Nikki : Et si... Akira... Pourquoi crois-tu qu'il m'est quitté ? A cause d'elle ! Naturellement, d'une marnière indirecte, sournoise... Et à mon avis, elle est à deux doigts de réussir cette fois-ci. Akira pense déjà que vois quelqu'un d'autre.
Nobuko : N'importe quoi !
Nikki : Nobuko, pourquoi je te mentirais !

C'était vrai. Il fallait être honnête, Nikki ne gagnait rien à lui raconter des histoires. Au contraire, elle y perderait l'amitié d'Akira. Elle avait déjà eu du mal à qu'il lui pardonne d'avoir répandu cette fichue rumeur sur lui et Nobuko, elle n'allait pas en rajouter.

 

Couloirs du lycée
10h00

Lindsay se rendait au bureau du psychologue du lycée lorsqu'elle aperçut Akira qui sortait de l'infirmerie. Ce dernier semblait mal au point. Il était accompagné d'une femme asiatique qui devait avoir 45 ou 50 ans. Lindsay pensa qu'il s'agissait de la mère de Nobuko et qu'elle venait le chercher. Curieuse, elle alla à leur rencontre.

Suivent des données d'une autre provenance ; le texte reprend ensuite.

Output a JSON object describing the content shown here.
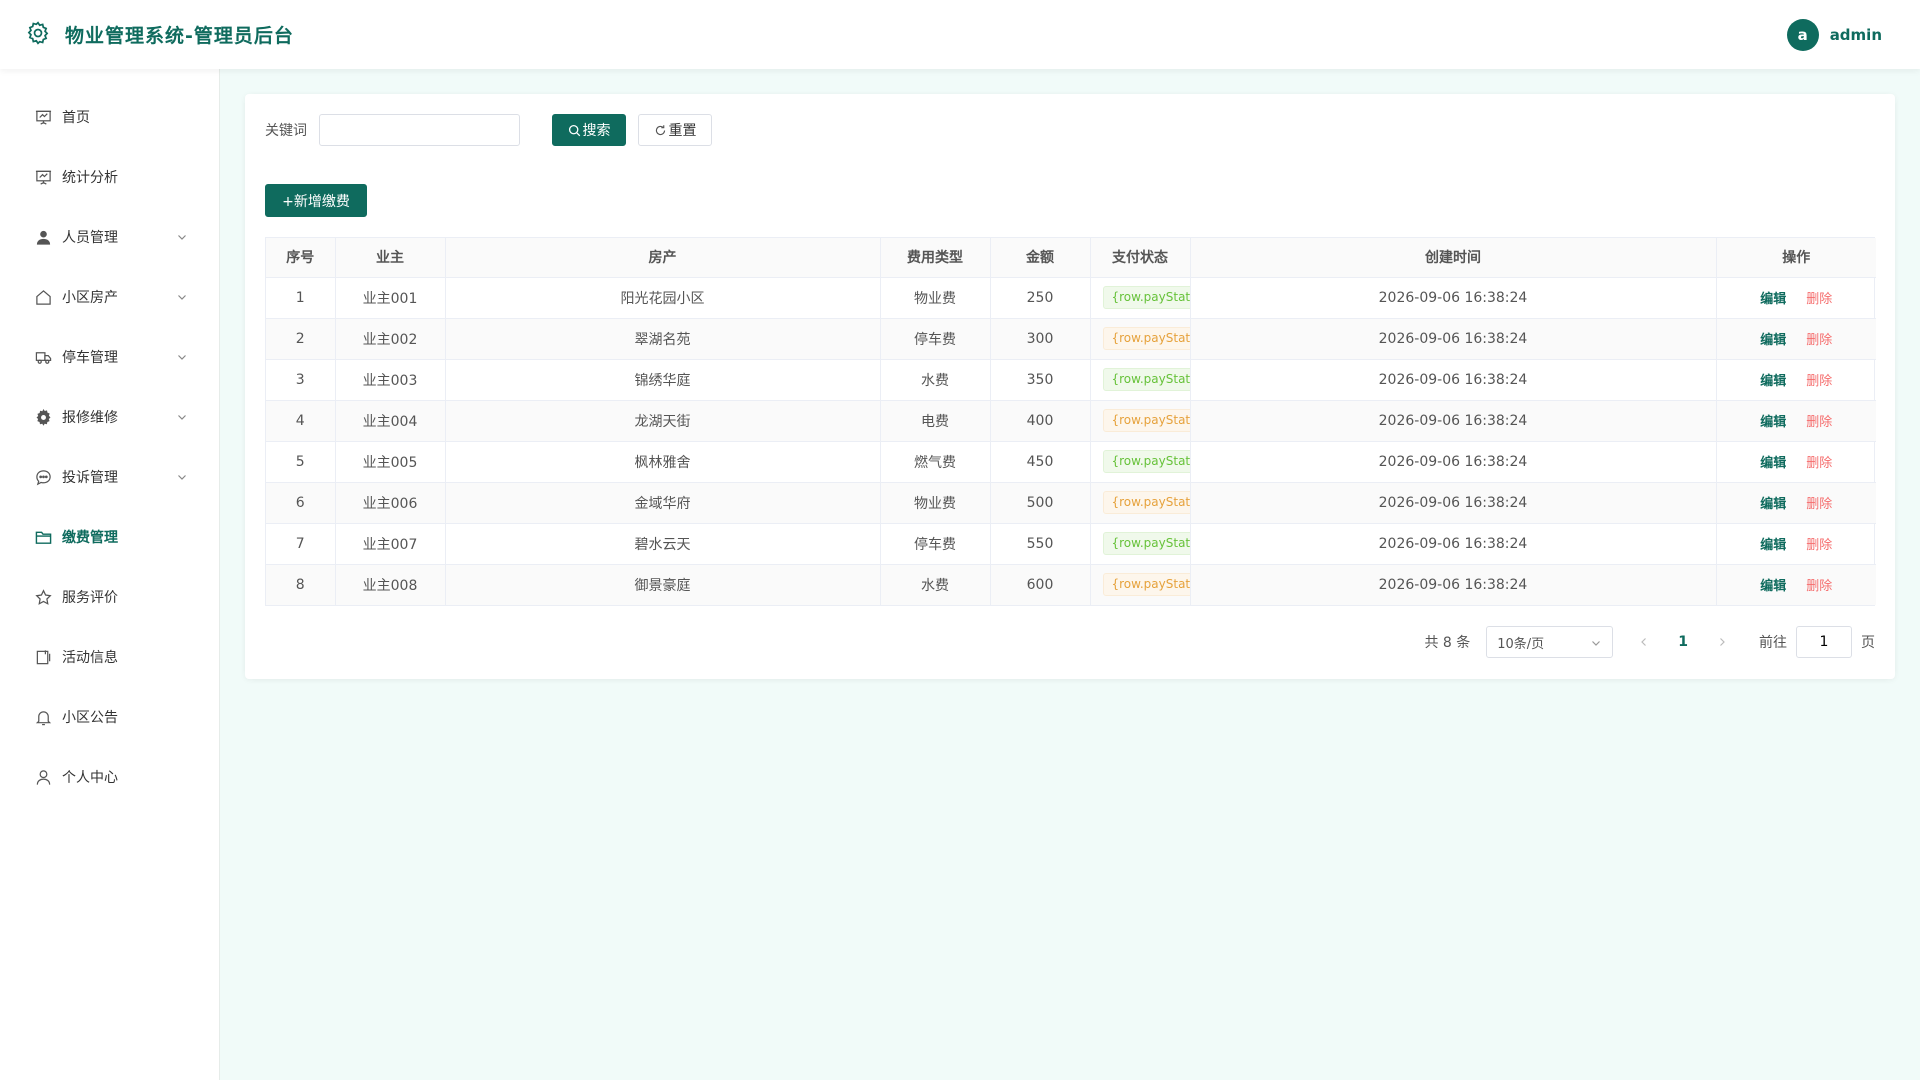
{
  "header": {
    "title": "物业管理系统-管理员后台",
    "avatar_letter": "a",
    "user_name": "admin",
    "brand_color": "#0f6b5e"
  },
  "sidebar": {
    "items": [
      {
        "label": "首页",
        "icon": "presentation-chart-icon",
        "active": false,
        "expandable": false
      },
      {
        "label": "统计分析",
        "icon": "presentation-chart-icon",
        "active": false,
        "expandable": false
      },
      {
        "label": "人员管理",
        "icon": "user-icon",
        "active": false,
        "expandable": true
      },
      {
        "label": "小区房产",
        "icon": "house-icon",
        "active": false,
        "expandable": true
      },
      {
        "label": "停车管理",
        "icon": "truck-icon",
        "active": false,
        "expandable": true
      },
      {
        "label": "报修维修",
        "icon": "gear-icon",
        "active": false,
        "expandable": true
      },
      {
        "label": "投诉管理",
        "icon": "chat-bubble-icon",
        "active": false,
        "expandable": true
      },
      {
        "label": "缴费管理",
        "icon": "folder-icon",
        "active": true,
        "expandable": false
      },
      {
        "label": "服务评价",
        "icon": "star-icon",
        "active": false,
        "expandable": false
      },
      {
        "label": "活动信息",
        "icon": "notebook-icon",
        "active": false,
        "expandable": false
      },
      {
        "label": "小区公告",
        "icon": "bell-icon",
        "active": false,
        "expandable": false
      },
      {
        "label": "个人中心",
        "icon": "user-outline-icon",
        "active": false,
        "expandable": false
      }
    ]
  },
  "search": {
    "label": "关键词",
    "value": "",
    "placeholder": "",
    "search_label": "搜索",
    "reset_label": "重置"
  },
  "toolbar": {
    "add_label": "+新增缴费"
  },
  "table": {
    "columns": [
      "序号",
      "业主",
      "房产",
      "费用类型",
      "金额",
      "支付状态",
      "创建时间",
      "操作"
    ],
    "edit_label": "编辑",
    "delete_label": "删除",
    "rows": [
      {
        "index": "1",
        "owner": "业主001",
        "property": "阳光花园小区",
        "fee_type": "物业费",
        "amount": "250",
        "status": "{row.payStatus",
        "status_color": "green",
        "created": "2026-09-06 16:38:24"
      },
      {
        "index": "2",
        "owner": "业主002",
        "property": "翠湖名苑",
        "fee_type": "停车费",
        "amount": "300",
        "status": "{row.payStatus",
        "status_color": "orange",
        "created": "2026-09-06 16:38:24"
      },
      {
        "index": "3",
        "owner": "业主003",
        "property": "锦绣华庭",
        "fee_type": "水费",
        "amount": "350",
        "status": "{row.payStatus",
        "status_color": "green",
        "created": "2026-09-06 16:38:24"
      },
      {
        "index": "4",
        "owner": "业主004",
        "property": "龙湖天街",
        "fee_type": "电费",
        "amount": "400",
        "status": "{row.payStatus",
        "status_color": "orange",
        "created": "2026-09-06 16:38:24"
      },
      {
        "index": "5",
        "owner": "业主005",
        "property": "枫林雅舍",
        "fee_type": "燃气费",
        "amount": "450",
        "status": "{row.payStatus",
        "status_color": "green",
        "created": "2026-09-06 16:38:24"
      },
      {
        "index": "6",
        "owner": "业主006",
        "property": "金域华府",
        "fee_type": "物业费",
        "amount": "500",
        "status": "{row.payStatus",
        "status_color": "orange",
        "created": "2026-09-06 16:38:24"
      },
      {
        "index": "7",
        "owner": "业主007",
        "property": "碧水云天",
        "fee_type": "停车费",
        "amount": "550",
        "status": "{row.payStatus",
        "status_color": "green",
        "created": "2026-09-06 16:38:24"
      },
      {
        "index": "8",
        "owner": "业主008",
        "property": "御景豪庭",
        "fee_type": "水费",
        "amount": "600",
        "status": "{row.payStatus",
        "status_color": "orange",
        "created": "2026-09-06 16:38:24"
      }
    ]
  },
  "pagination": {
    "total_text": "共 8 条",
    "page_size": "10条/页",
    "current_page": "1",
    "goto_label": "前往",
    "goto_value": "1",
    "page_suffix": "页"
  }
}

Lindsay : Akira, tu vas bien ?
Akira : Pas vraiment... Dis moi, tu pourrais me rendre un service.
Lindsay : Bien sûr.
Akira : Tu pourrais donner un message à Nobuko. Je n'arrive pas à la joindre et l'infirmière du lycée pense que c'est une appendicite. Je ne pourrais probablement pas l'appeller. Je ne veux pas qu'elle s'inquiète pour rien. Si elle me cherche, je serais à l'hôpital Lenox Hill
Lindsay : Aucun problème, je lui dirais.
Akira : Je te remercie, c'est vraiment très gentil Lindsay.

Akira, accompagné de Yankumi, s'éloigna. Lindsay le regarda en souriant jusqu'à ce qu'il tourne coin du couloir. Là, elle retrouva son visage démoniaque. De toute évidence, elle avait une idée derrière la tête et informée Nobuko de la situation n'était pas au programme.